The microelectronics division of IBM has gone networkcentric. The company today announced a reference platform for a design using Lotus software, a Power PC chip and other IBM Microelectronics technology which will allow companies including Umax, Cisco and other companies to buy a kit at a cost of around $250.
Those OEMs are likely to customise the IBM Microelectronic units to their own taste and specification, according to Bill La Rosa, European VP of sales and marketing at the division.
But although IBM rivals may take the design, there is no certainty that his own corporation will displace the corporation, La Rosa said.
He said: "The NC division of IBM is a business unit with its own strategies and product roadmap. It wouldn't surprise me if they used it. Both use the Power PC architecture which is the future for this platform."
The reference kit includes a Java virtual machine, smart card support, a Power PC 603e processor and Lotus-based software, he said. The base software is likely to attract some licence fees. But, unusually for any NC so far seen, the machine has no DRAM apart from video memory on board, making it the first computer to use no memory. The Power PC chip in the reference design will run at 150MHz and 200MHz speeds.
IBM Microelectronics has changed its strategy, explained La Rosa. It will now offer platforms as well as products. With a claimed $7 billion market share, made up of microprocessors, memory and other devices, it is one of the biggest semiconductor companies in the world, he said.
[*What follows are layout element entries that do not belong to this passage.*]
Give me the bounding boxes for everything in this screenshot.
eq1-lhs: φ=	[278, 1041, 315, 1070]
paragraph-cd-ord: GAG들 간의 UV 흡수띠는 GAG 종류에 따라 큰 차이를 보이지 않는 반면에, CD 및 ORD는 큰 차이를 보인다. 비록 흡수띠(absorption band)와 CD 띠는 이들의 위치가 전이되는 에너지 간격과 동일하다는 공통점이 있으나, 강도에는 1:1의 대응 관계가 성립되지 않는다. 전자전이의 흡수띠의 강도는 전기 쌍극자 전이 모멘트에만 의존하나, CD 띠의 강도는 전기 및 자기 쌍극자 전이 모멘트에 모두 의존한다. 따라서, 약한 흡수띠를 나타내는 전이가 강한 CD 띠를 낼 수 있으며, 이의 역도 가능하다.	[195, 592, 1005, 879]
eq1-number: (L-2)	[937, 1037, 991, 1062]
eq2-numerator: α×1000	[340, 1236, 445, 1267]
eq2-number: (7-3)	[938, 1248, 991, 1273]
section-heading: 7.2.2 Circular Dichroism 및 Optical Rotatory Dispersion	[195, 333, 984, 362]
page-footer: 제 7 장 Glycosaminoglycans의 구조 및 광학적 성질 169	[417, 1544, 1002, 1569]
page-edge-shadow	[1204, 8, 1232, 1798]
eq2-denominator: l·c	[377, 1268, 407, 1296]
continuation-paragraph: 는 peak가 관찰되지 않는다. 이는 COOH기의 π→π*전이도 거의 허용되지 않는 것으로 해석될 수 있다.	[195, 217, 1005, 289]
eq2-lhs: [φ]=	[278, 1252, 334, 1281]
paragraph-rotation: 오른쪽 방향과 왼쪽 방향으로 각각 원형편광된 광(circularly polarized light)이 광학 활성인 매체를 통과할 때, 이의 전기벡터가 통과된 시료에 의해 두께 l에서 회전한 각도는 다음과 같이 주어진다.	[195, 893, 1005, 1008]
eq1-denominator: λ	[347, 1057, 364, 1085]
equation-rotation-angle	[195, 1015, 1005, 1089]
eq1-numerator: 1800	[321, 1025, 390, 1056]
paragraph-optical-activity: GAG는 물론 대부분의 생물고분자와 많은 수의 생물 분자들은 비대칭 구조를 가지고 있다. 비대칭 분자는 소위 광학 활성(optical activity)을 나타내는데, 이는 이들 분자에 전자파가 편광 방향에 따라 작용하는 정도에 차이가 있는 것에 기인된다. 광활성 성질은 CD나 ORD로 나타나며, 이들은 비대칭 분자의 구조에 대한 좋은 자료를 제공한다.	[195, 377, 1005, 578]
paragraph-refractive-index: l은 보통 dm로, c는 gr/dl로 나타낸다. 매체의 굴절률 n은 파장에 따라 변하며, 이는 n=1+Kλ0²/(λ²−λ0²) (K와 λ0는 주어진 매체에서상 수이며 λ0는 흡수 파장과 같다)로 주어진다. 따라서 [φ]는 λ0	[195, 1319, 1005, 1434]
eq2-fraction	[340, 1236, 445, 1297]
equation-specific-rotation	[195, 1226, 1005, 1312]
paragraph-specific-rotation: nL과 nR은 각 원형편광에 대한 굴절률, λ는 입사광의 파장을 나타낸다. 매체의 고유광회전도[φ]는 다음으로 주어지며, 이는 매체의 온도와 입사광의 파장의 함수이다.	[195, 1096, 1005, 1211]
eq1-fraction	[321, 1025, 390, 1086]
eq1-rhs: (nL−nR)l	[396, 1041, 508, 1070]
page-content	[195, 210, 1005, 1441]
The motherboards populated with a variety of functions including a PCI slot, a CD ROM interface, Ethernet capabilities and the usual array of sockets, is not just aimed at the PC market, La Rosa said. The company had realised convergence was now possible nad was negotiating with a number of suppliers to include the designs in set top boxes and other communications devices.
La Rosa said: "We've evolved from a product centric division back in 1992 to understanding what our customers want.
Although IBM Electronics will offer the platform to the corporation, that did not necessarily mean that it would replace the Net Station, La Rosa added.
* Cisco is to provide network servers to run thin clients, IBM Microelectronics said today. They, too, will use the Power PC chip.